The remotely operated vehicle Deep Discoverer exploring the Mariana Trench at a depth of 6000 meters in 2016. A new effort aims to understand the trench's unusual geodynamics. 

NOAA Office of Ocean Exploration and Research

Expedition probes ocean trench’s deepest secrets

BEIJING—The Mariana Trench “is a little crazy,” Jian Lin says. The scythe-shaped cleft in the western Pacific sea floor, 2550 kilometers long, plunges nearly 11 kilometers, deeper than any other place in the oceans. But what wows Lin, a marine geophysicist at the Woods Hole Oceanographic Institution in Massachusetts, is the zany topography. The trench marks a subduction zone, where one slab of crust slides beneath another. But whereas many other subducting plates slope gradually downward, in the Mariana the Pacific Plate dives nearly vertically.

Scientists have long wondered what accounts for that precipitous dive, and why the massive earthquakes that generate long-ranging tsunamis at other subduction zones have not been recorded in the trench. Now, a Chinese-U.S. team has planted an array of seismometers on the Mariana’s slopes. By listening for seismic waves, says Lin, a project co-leader, the 5-year, $12 million Mariana Trench initiative aims to image in fine detail the warped rock layers in and around the trench, looking for clues as to what shapes them.

“It’s very exciting,” says Robert Stern, a geologist at the University of Texas in Dallas, who is not involved in the effort. “It should provide valuable insight into the peculiar characteristics of the deepest place on Earth.”

The initiative focuses on the trench’s deepest spot, a slot-shaped valley called the Challenger Deep. Battling rough seas, scientists aboard the Chinese research vessel Shiyan 3 last month deployed 33 broadband seismometers around the trench, at depths of up to 8137 meters (see map, below). Able to withstand pressures of up to 1000 atmospheres—greater than any other seismometers—the instruments can pick up vibrations from earthquakes and from powerful air guns aboard the research ship, which probe the rock underpinning the trench.

Investigators plan to compare the data with findings from a seismology campaign in 2012 in the shallower central Mariana Trench, where the dipping angle is more gradual. That should let them “test various hypotheses about why the Challenger Deep behaves so strangely,” says expedition chief scientist Sun Jinlong, a marine geophysicist at the South China Sea Institute of Oceanology in Guangzhou, China.
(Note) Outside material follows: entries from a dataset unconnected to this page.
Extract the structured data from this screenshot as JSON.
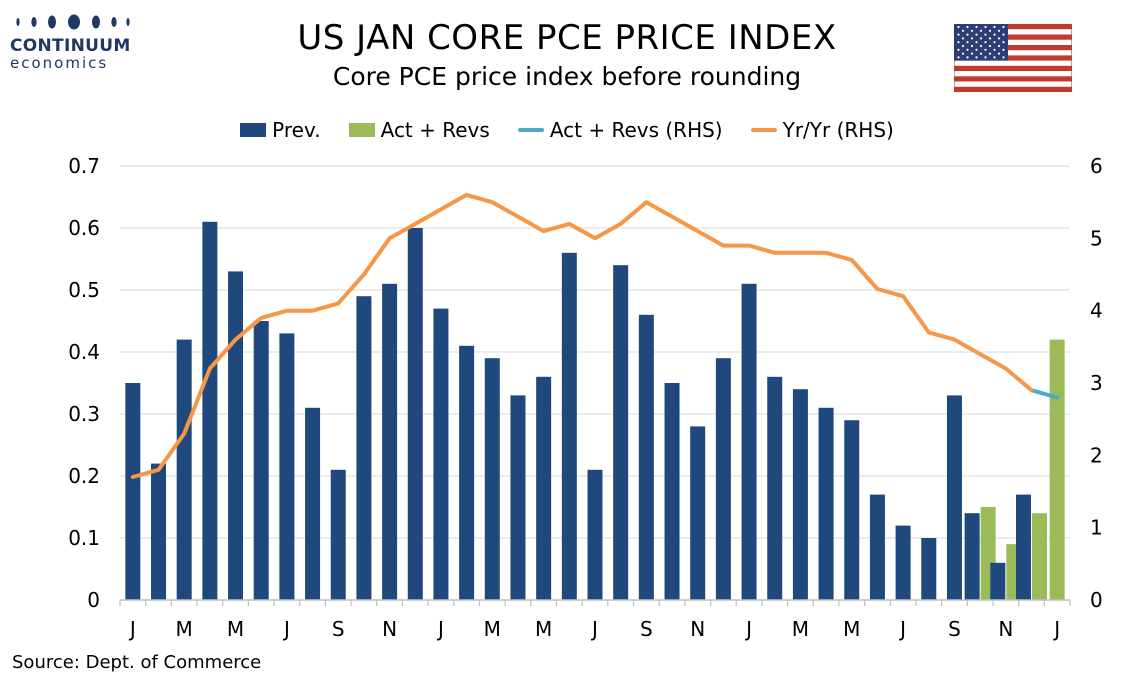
{
  "header": {
    "title": "US JAN CORE PCE PRICE INDEX",
    "subtitle": "Core PCE price index before rounding"
  },
  "logo": {
    "name": "CONTINUUM",
    "sub": "economics",
    "color": "#1f3864"
  },
  "source": "Source: Dept. of Commerce",
  "chart_data": {
    "type": "bar",
    "title": "US JAN CORE PCE PRICE INDEX",
    "subtitle": "Core PCE price index before rounding",
    "x_tick_labels": [
      "J",
      "M",
      "M",
      "J",
      "S",
      "N",
      "J",
      "M",
      "M",
      "J",
      "S",
      "N",
      "J",
      "M",
      "M",
      "J",
      "S",
      "N",
      "J"
    ],
    "n_periods": 37,
    "y_left": {
      "min": 0,
      "max": 0.7,
      "ticks": [
        0,
        0.1,
        0.2,
        0.3,
        0.4,
        0.5,
        0.6,
        0.7
      ]
    },
    "y_right": {
      "min": 0,
      "max": 6,
      "ticks": [
        0,
        1,
        2,
        3,
        4,
        5,
        6
      ]
    },
    "grid": "horizontal",
    "legend_position": "top-center",
    "series": [
      {
        "name": "Prev.",
        "kind": "bar",
        "axis": "left",
        "color": "#1f497d",
        "values": [
          0.35,
          0.22,
          0.42,
          0.61,
          0.53,
          0.45,
          0.43,
          0.31,
          0.21,
          0.49,
          0.51,
          0.6,
          0.47,
          0.41,
          0.39,
          0.33,
          0.36,
          0.56,
          0.21,
          0.54,
          0.46,
          0.35,
          0.28,
          0.39,
          0.51,
          0.36,
          0.34,
          0.31,
          0.29,
          0.17,
          0.12,
          0.1,
          0.33,
          0.14,
          0.06,
          0.17,
          null
        ]
      },
      {
        "name": "Act + Revs",
        "kind": "bar",
        "axis": "left",
        "color": "#9bbb59",
        "values": [
          null,
          null,
          null,
          null,
          null,
          null,
          null,
          null,
          null,
          null,
          null,
          null,
          null,
          null,
          null,
          null,
          null,
          null,
          null,
          null,
          null,
          null,
          null,
          null,
          null,
          null,
          null,
          null,
          null,
          null,
          null,
          null,
          null,
          0.15,
          0.09,
          0.14,
          0.42
        ]
      },
      {
        "name": "Act + Revs (RHS)",
        "kind": "line",
        "axis": "right",
        "color": "#4bacc6",
        "values": [
          null,
          null,
          null,
          null,
          null,
          null,
          null,
          null,
          null,
          null,
          null,
          null,
          null,
          null,
          null,
          null,
          null,
          null,
          null,
          null,
          null,
          null,
          null,
          null,
          null,
          null,
          null,
          null,
          null,
          null,
          null,
          null,
          null,
          null,
          null,
          2.9,
          2.8
        ]
      },
      {
        "name": "Yr/Yr (RHS)",
        "kind": "line",
        "axis": "right",
        "color": "#f79646",
        "values": [
          1.7,
          1.8,
          2.3,
          3.2,
          3.6,
          3.9,
          4.0,
          4.0,
          4.1,
          4.5,
          5.0,
          5.2,
          5.4,
          5.6,
          5.5,
          5.3,
          5.1,
          5.2,
          5.0,
          5.2,
          5.5,
          5.3,
          5.1,
          4.9,
          4.9,
          4.8,
          4.8,
          4.8,
          4.7,
          4.3,
          4.2,
          3.7,
          3.6,
          3.4,
          3.2,
          2.9,
          null
        ]
      }
    ]
  }
}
In a modeling study, the team reproduced the Challenger Deep’s topography and fissure pattern only after factoring in a massive and mysterious downward force tugging at the Pacific Plate. 

Going deep

A Chinese-U.S. team placed 33 ocean-bottom seismometers on the sea floor around the Mariana Trench to better understand its geodynamics.
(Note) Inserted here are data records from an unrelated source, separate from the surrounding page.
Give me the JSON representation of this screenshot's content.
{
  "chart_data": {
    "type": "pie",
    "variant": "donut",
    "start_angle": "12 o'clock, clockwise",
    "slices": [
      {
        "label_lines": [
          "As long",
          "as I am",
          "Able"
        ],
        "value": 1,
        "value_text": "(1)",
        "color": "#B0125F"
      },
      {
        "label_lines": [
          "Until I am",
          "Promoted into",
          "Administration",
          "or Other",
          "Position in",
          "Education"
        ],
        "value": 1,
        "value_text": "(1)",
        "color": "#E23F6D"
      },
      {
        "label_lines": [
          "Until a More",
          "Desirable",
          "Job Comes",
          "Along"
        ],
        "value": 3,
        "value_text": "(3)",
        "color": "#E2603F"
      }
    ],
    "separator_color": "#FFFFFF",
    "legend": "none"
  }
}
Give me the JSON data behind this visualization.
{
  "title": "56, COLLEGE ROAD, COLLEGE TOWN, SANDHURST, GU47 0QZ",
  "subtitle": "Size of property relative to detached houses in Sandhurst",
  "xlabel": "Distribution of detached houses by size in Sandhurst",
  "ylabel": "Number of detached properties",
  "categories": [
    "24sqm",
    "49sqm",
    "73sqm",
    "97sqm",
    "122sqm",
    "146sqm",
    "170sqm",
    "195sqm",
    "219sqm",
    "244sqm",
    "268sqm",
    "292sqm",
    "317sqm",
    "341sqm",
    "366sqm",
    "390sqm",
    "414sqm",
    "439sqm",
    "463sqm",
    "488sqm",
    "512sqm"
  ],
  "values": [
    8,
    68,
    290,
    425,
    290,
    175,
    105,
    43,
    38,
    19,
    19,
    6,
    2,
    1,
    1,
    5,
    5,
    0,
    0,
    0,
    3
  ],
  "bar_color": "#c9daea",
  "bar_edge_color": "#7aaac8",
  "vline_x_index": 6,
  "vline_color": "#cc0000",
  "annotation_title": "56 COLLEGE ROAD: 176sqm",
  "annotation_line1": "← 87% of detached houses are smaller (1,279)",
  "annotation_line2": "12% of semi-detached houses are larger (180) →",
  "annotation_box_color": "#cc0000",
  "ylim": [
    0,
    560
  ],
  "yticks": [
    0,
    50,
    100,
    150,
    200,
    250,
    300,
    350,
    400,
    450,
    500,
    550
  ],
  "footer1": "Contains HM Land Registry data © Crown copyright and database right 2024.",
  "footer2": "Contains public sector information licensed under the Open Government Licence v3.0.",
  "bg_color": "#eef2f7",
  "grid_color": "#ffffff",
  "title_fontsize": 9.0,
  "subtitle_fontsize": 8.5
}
(Graphic) A. Cuadra/Science; (Data) South China Sea Institute of Oceanology

Another possible explanation for the topography is a tear in the Pacific Plate, which would make the plate more supple and able to dip more steeply, says Patricia Fryer, a geologist at the University of Hawaii in Honolulu. Seismic activity in the trench, monitored by distant seismometer stations, hint at a tear. The newly emplaced deep-sea seismometers have an unprecedented capacity to map tremors under the trench and provide definitive answers, Fryer says.
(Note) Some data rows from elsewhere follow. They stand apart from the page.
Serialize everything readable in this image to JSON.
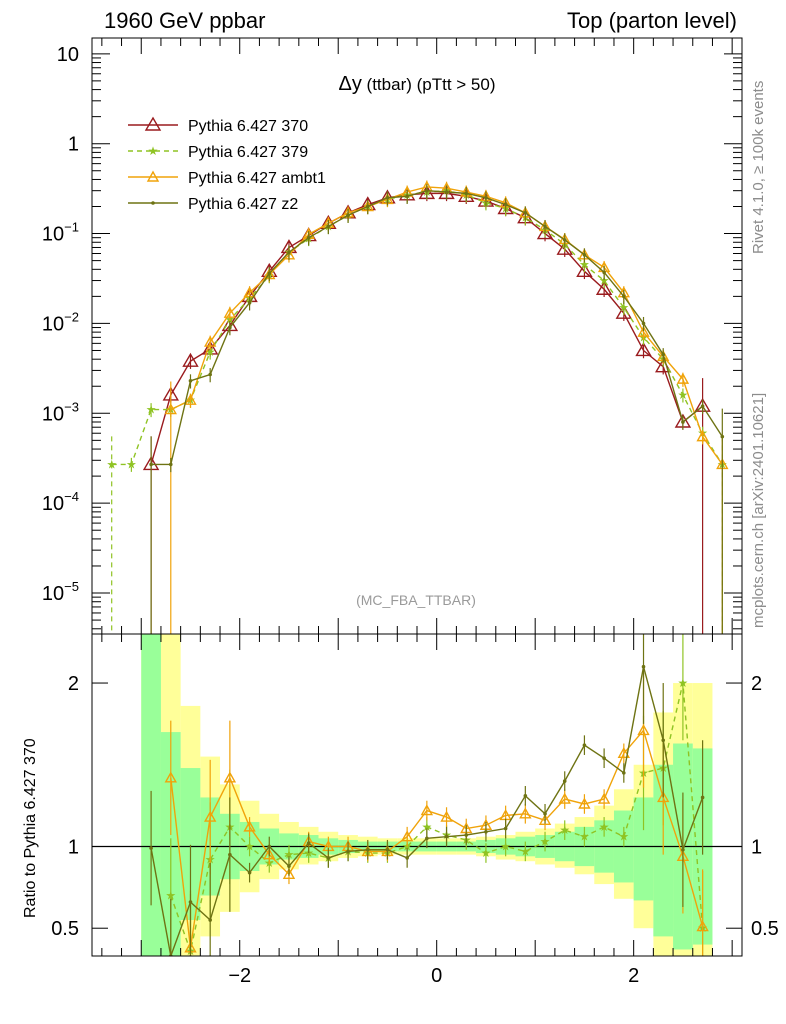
{
  "header": {
    "left": "1960 GeV ppbar",
    "right": "Top (parton level)"
  },
  "side_labels": {
    "rivet": "Rivet 4.1.0, ≥ 100k events",
    "mcplots": "mcplots.cern.ch [arXiv:2401.10621]"
  },
  "chart_data": {
    "type": "line",
    "title_symbol": "Δy",
    "title_rest": " (ttbar) (pTtt > 50)",
    "watermark": "(MC_FBA_TTBAR)",
    "ratio_ylabel": "Ratio to Pythia 6.427 370",
    "xlim": [
      -3.5,
      3.1
    ],
    "ylim_main": [
      3.5e-06,
      15
    ],
    "ylim_ratio": [
      0.33,
      2.3
    ],
    "x_ticks": [
      -2,
      0,
      2
    ],
    "x_tick_labels": [
      "−2",
      "0",
      "2"
    ],
    "y_ticks_main": [
      {
        "base": "10",
        "exp": "",
        "value": 10
      },
      {
        "base": "1",
        "exp": "",
        "value": 1
      },
      {
        "base": "10",
        "exp": "−1",
        "value": 0.1
      },
      {
        "base": "10",
        "exp": "−2",
        "value": 0.01
      },
      {
        "base": "10",
        "exp": "−3",
        "value": 0.001
      },
      {
        "base": "10",
        "exp": "−4",
        "value": 0.0001
      },
      {
        "base": "10",
        "exp": "−5",
        "value": 1e-05
      }
    ],
    "y_ticks_ratio": [
      {
        "label": "2",
        "value": 2
      },
      {
        "label": "1",
        "value": 1
      },
      {
        "label": "0.5",
        "value": 0.5
      }
    ],
    "legend": [
      {
        "name": "Pythia 6.427 370",
        "color": "#9a1b1e"
      },
      {
        "name": "Pythia 6.427 379",
        "color": "#8fc323"
      },
      {
        "name": "Pythia 6.427 ambt1",
        "color": "#f0a30a"
      },
      {
        "name": "Pythia 6.427 z2",
        "color": "#6e7313"
      }
    ],
    "band_colors": {
      "outer": "#ffff99",
      "inner": "#99ff99"
    },
    "series": [
      {
        "name": "Pythia 6.427 370",
        "x": [
          -2.9,
          -2.7,
          -2.5,
          -2.3,
          -2.1,
          -1.9,
          -1.7,
          -1.5,
          -1.3,
          -1.1,
          -0.9,
          -0.7,
          -0.5,
          -0.3,
          -0.1,
          0.1,
          0.3,
          0.5,
          0.7,
          0.9,
          1.1,
          1.3,
          1.5,
          1.7,
          1.9,
          2.1,
          2.3,
          2.5,
          2.7
        ],
        "y": [
          0.00027,
          0.0016,
          0.0038,
          0.0052,
          0.0095,
          0.02,
          0.038,
          0.07,
          0.095,
          0.13,
          0.17,
          0.21,
          0.25,
          0.27,
          0.28,
          0.28,
          0.26,
          0.23,
          0.19,
          0.15,
          0.1,
          0.067,
          0.038,
          0.024,
          0.013,
          0.005,
          0.0033,
          0.0008,
          0.0012
        ]
      },
      {
        "name": "Pythia 6.427 379",
        "x": [
          -3.3,
          -3.1,
          -2.9,
          -2.7,
          -2.5,
          -2.3,
          -2.1,
          -1.9,
          -1.7,
          -1.5,
          -1.3,
          -1.1,
          -0.9,
          -0.7,
          -0.5,
          -0.3,
          -0.1,
          0.1,
          0.3,
          0.5,
          0.7,
          0.9,
          1.1,
          1.3,
          1.5,
          1.7,
          1.9,
          2.1,
          2.3,
          2.5,
          2.7,
          2.9
        ],
        "y": [
          0.00027,
          0.00027,
          0.0011,
          0.0011,
          0.0014,
          0.0048,
          0.011,
          0.019,
          0.034,
          0.062,
          0.088,
          0.12,
          0.16,
          0.2,
          0.24,
          0.27,
          0.29,
          0.3,
          0.27,
          0.22,
          0.19,
          0.15,
          0.11,
          0.076,
          0.045,
          0.03,
          0.015,
          0.007,
          0.004,
          0.0016,
          0.0006,
          0.00027
        ]
      },
      {
        "name": "Pythia 6.427 ambt1",
        "x": [
          -2.7,
          -2.5,
          -2.3,
          -2.1,
          -1.9,
          -1.7,
          -1.5,
          -1.3,
          -1.1,
          -0.9,
          -0.7,
          -0.5,
          -0.3,
          -0.1,
          0.1,
          0.3,
          0.5,
          0.7,
          0.9,
          1.1,
          1.3,
          1.5,
          1.7,
          1.9,
          2.1,
          2.3,
          2.5,
          2.7,
          2.9
        ],
        "y": [
          0.0011,
          0.0014,
          0.0062,
          0.013,
          0.022,
          0.035,
          0.058,
          0.098,
          0.13,
          0.17,
          0.2,
          0.24,
          0.29,
          0.33,
          0.32,
          0.29,
          0.26,
          0.22,
          0.17,
          0.12,
          0.086,
          0.058,
          0.042,
          0.022,
          0.008,
          0.0043,
          0.0024,
          0.00055,
          0.00027
        ]
      },
      {
        "name": "Pythia 6.427 z2",
        "x": [
          -2.9,
          -2.7,
          -2.5,
          -2.3,
          -2.1,
          -1.9,
          -1.7,
          -1.5,
          -1.3,
          -1.1,
          -0.9,
          -0.7,
          -0.5,
          -0.3,
          -0.1,
          0.1,
          0.3,
          0.5,
          0.7,
          0.9,
          1.1,
          1.3,
          1.5,
          1.7,
          1.9,
          2.1,
          2.3,
          2.5,
          2.7,
          2.9
        ],
        "y": [
          0.00027,
          0.00027,
          0.0023,
          0.0027,
          0.009,
          0.017,
          0.036,
          0.062,
          0.09,
          0.12,
          0.16,
          0.2,
          0.25,
          0.26,
          0.3,
          0.29,
          0.28,
          0.25,
          0.21,
          0.17,
          0.12,
          0.085,
          0.058,
          0.037,
          0.02,
          0.01,
          0.0045,
          0.0008,
          0.0012,
          0.00055
        ]
      }
    ],
    "ratio_series": [
      {
        "name": "Pythia 6.427 379",
        "x": [
          -2.7,
          -2.5,
          -2.3,
          -2.1,
          -1.9,
          -1.7,
          -1.5,
          -1.3,
          -1.1,
          -0.9,
          -0.7,
          -0.5,
          -0.3,
          -0.1,
          0.1,
          0.3,
          0.5,
          0.7,
          0.9,
          1.1,
          1.3,
          1.5,
          1.7,
          1.9,
          2.1,
          2.3,
          2.5,
          2.7
        ],
        "y": [
          0.7,
          0.36,
          0.92,
          1.12,
          1.0,
          0.9,
          0.95,
          0.96,
          0.93,
          0.97,
          0.96,
          0.96,
          1.0,
          1.12,
          1.07,
          1.04,
          0.96,
          1.0,
          0.97,
          1.03,
          1.1,
          1.06,
          1.12,
          1.06,
          1.45,
          1.48,
          2.0,
          0.5
        ]
      },
      {
        "name": "Pythia 6.427 ambt1",
        "x": [
          -2.7,
          -2.5,
          -2.3,
          -2.1,
          -1.9,
          -1.7,
          -1.5,
          -1.3,
          -1.1,
          -0.9,
          -0.7,
          -0.5,
          -0.3,
          -0.1,
          0.1,
          0.3,
          0.5,
          0.7,
          0.9,
          1.1,
          1.3,
          1.5,
          1.7,
          1.9,
          2.1,
          2.3,
          2.5,
          2.7
        ],
        "y": [
          1.42,
          0.38,
          1.18,
          1.42,
          1.12,
          0.95,
          0.83,
          1.03,
          1.0,
          1.0,
          0.97,
          0.97,
          1.06,
          1.22,
          1.18,
          1.11,
          1.13,
          1.19,
          1.2,
          1.16,
          1.29,
          1.26,
          1.29,
          1.57,
          1.71,
          1.3,
          0.94,
          0.51
        ]
      },
      {
        "name": "Pythia 6.427 z2",
        "x": [
          -2.9,
          -2.7,
          -2.5,
          -2.3,
          -2.1,
          -1.9,
          -1.7,
          -1.5,
          -1.3,
          -1.1,
          -0.9,
          -0.7,
          -0.5,
          -0.3,
          -0.1,
          0.1,
          0.3,
          0.5,
          0.7,
          0.9,
          1.1,
          1.3,
          1.5,
          1.7,
          1.9,
          2.1,
          2.3,
          2.5,
          2.7
        ],
        "y": [
          0.99,
          0.33,
          0.66,
          0.55,
          0.95,
          0.84,
          1.0,
          0.88,
          1.02,
          0.93,
          0.97,
          0.98,
          0.98,
          0.93,
          1.05,
          1.06,
          1.07,
          1.09,
          1.11,
          1.31,
          1.2,
          1.4,
          1.62,
          1.54,
          1.45,
          2.1,
          1.65,
          0.98,
          1.3
        ]
      }
    ],
    "ratio_bands": {
      "x_edges": [
        -3.0,
        -2.8,
        -2.6,
        -2.4,
        -2.2,
        -2.0,
        -1.8,
        -1.6,
        -1.4,
        -1.2,
        -1.0,
        -0.8,
        -0.6,
        -0.4,
        -0.2,
        0.0,
        0.2,
        0.4,
        0.6,
        0.8,
        1.0,
        1.2,
        1.4,
        1.6,
        1.8,
        2.0,
        2.2,
        2.4,
        2.6,
        2.8
      ],
      "inner_low": [
        0.3,
        0.3,
        0.55,
        0.7,
        0.8,
        0.85,
        0.89,
        0.92,
        0.93,
        0.95,
        0.96,
        0.97,
        0.97,
        0.97,
        0.97,
        0.97,
        0.97,
        0.96,
        0.95,
        0.94,
        0.93,
        0.91,
        0.88,
        0.84,
        0.78,
        0.67,
        0.45,
        0.37,
        0.4
      ],
      "inner_high": [
        2.3,
        1.7,
        1.48,
        1.3,
        1.2,
        1.15,
        1.11,
        1.08,
        1.07,
        1.05,
        1.04,
        1.03,
        1.03,
        1.03,
        1.03,
        1.03,
        1.03,
        1.04,
        1.05,
        1.06,
        1.07,
        1.09,
        1.12,
        1.16,
        1.22,
        1.3,
        1.5,
        1.63,
        1.6
      ],
      "outer_low": [
        0.3,
        0.3,
        0.3,
        0.45,
        0.6,
        0.72,
        0.8,
        0.86,
        0.89,
        0.91,
        0.93,
        0.94,
        0.95,
        0.95,
        0.95,
        0.95,
        0.95,
        0.94,
        0.92,
        0.91,
        0.89,
        0.87,
        0.83,
        0.77,
        0.68,
        0.5,
        0.33,
        0.3,
        0.3
      ],
      "outer_high": [
        2.3,
        2.3,
        1.86,
        1.55,
        1.38,
        1.28,
        1.2,
        1.15,
        1.12,
        1.09,
        1.07,
        1.06,
        1.05,
        1.05,
        1.05,
        1.05,
        1.05,
        1.06,
        1.07,
        1.09,
        1.11,
        1.14,
        1.18,
        1.25,
        1.35,
        1.5,
        1.82,
        2.0,
        2.0
      ]
    }
  }
}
Douglas Wiens, a geophysicist at Washington University in St. Louis in Missouri who led the 2012 expedition, also hopes for clues to whether anything more than luck explains the lack of giant earthquakes at the Mariana Trench. Seismic data should reveal whether the plates are “tightly coupled”—capable of accumulating stresses that can trigger larger quakes—or slide easily past each other. 

One hint of weak coupling at a subduction zone is the presence of serpentinite—a mineral formed when seawater carried down by a descending plate reacts with mantle rock. Wiens says the 2012 expedition detected serpentinite as deep as 21 kilometers beneath the central Mariana Trench. Serpentinite tends to slide rather than stick, which could bode well for continued quiet at the trench. Other scientists aren’t reassured, however. “The trench may be perfectly capable of much bigger quakes,” says Lin, “but our records are just too short to detect them.”